If the phones' GPS was installed, they'd be using it for a sales gimmick and Lat/Long would be displayed on the home page to brag about it to you.
I think the reason it's not is purely physics. GPS birds are 16,000 miles away on a slice of 2.4 Ghz microwaves, which are line-of-sight, period. To get a fix at all, the phone would HAVE to be IN YOUR HANDS, OUTSIDE, with an UNOBSTRUCTED view of the sky from an antenna mounted on the SKY SIDE, not pointing towards the ground from the back, of the unit. GPS signals at ground level, even outside in the country, are very weak requiring a fantastic receiver with an unobstructed antenna. They're not going to make it, reliably, through the LCD or the keypad pointing up. It's unobstructed antenna isn't on top because that's where the microSD card slot is located.
Notice that on ANY handheld GPS there is an RF transparent plastic panel about 2 X 3" above the display on the UPSIDE, when you're looking at it, of the unit. The high gain 2.4 Ghz antenna is under that plastic. Where is that on your sellphone....or your iphone? The display has a massive grid of intersecting CONDUCTORS transparent to your sight, but NOT to 2.4 Ghz at -110 dbm. The antenna can't be there.
The antenna can't be on the back because the GPS signal doesn't bounce off the sidewalk. Even if it did, the timing would be all screwed up as you move the unit around making the fix move all over a 50' circle, rendering the fix useless...especially for speed.
Nope...there's no antennas...so there can't be a GPS. I think it's a lie for the druggies and Feds. You CANNOT pinpoint the position of the phone as soon as you pass through the front door of the high rise building. That's just fantasy. The last good fix it got was just outside the door. That fix would be what the cops would see.
More Sellphone bullshit.
David Moyer - 12 Jun 2008 15:13 GMT > I sorry, Bob, I disagree. Pick any GPS phone. Click to Menu and bring > up your GPS position. My ROKR Z6m is supposed to have GPS. There is a [quoted text clipped - 34 lines] > > More Sellphone bullshit. larry, please put yourself out of your own misery, WATCH the Keynote since it explains all of that... (to huge applause by the way) learn about skyhook and you'll understand why you can be indoors and still have it work.
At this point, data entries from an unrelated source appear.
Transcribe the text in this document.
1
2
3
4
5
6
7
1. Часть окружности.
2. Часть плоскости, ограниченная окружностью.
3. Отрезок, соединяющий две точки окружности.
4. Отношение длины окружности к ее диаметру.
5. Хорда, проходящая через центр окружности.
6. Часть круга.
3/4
http://www.skyhookwireless.com/
bottom line it has true WPS & GPS
http://www.apple.com/quicktime/qtv/wwdc08/
Larry - 13 Jun 2008 00:55 GMT David Moyer <meetme@world.com> wrote in news:meetme-CF5CDC.08130512062008 @n003-000-000-000.static.ge.com:
> larry, please put yourself out of your own misery, WATCH the Keynote > since it explains all of that... (to huge applause by the way) learn [quoted text clipped - 6 lines] > > http://www.apple.com/quicktime/qtv/wwdc08/ That goddamned sales meeting of fanbois didn't "explain" anything of the sort. I'm still appalled he was giving 12-year-old kid explanations to a room that was supposed to be full of developer professionals....and they applauded the most stupid toys.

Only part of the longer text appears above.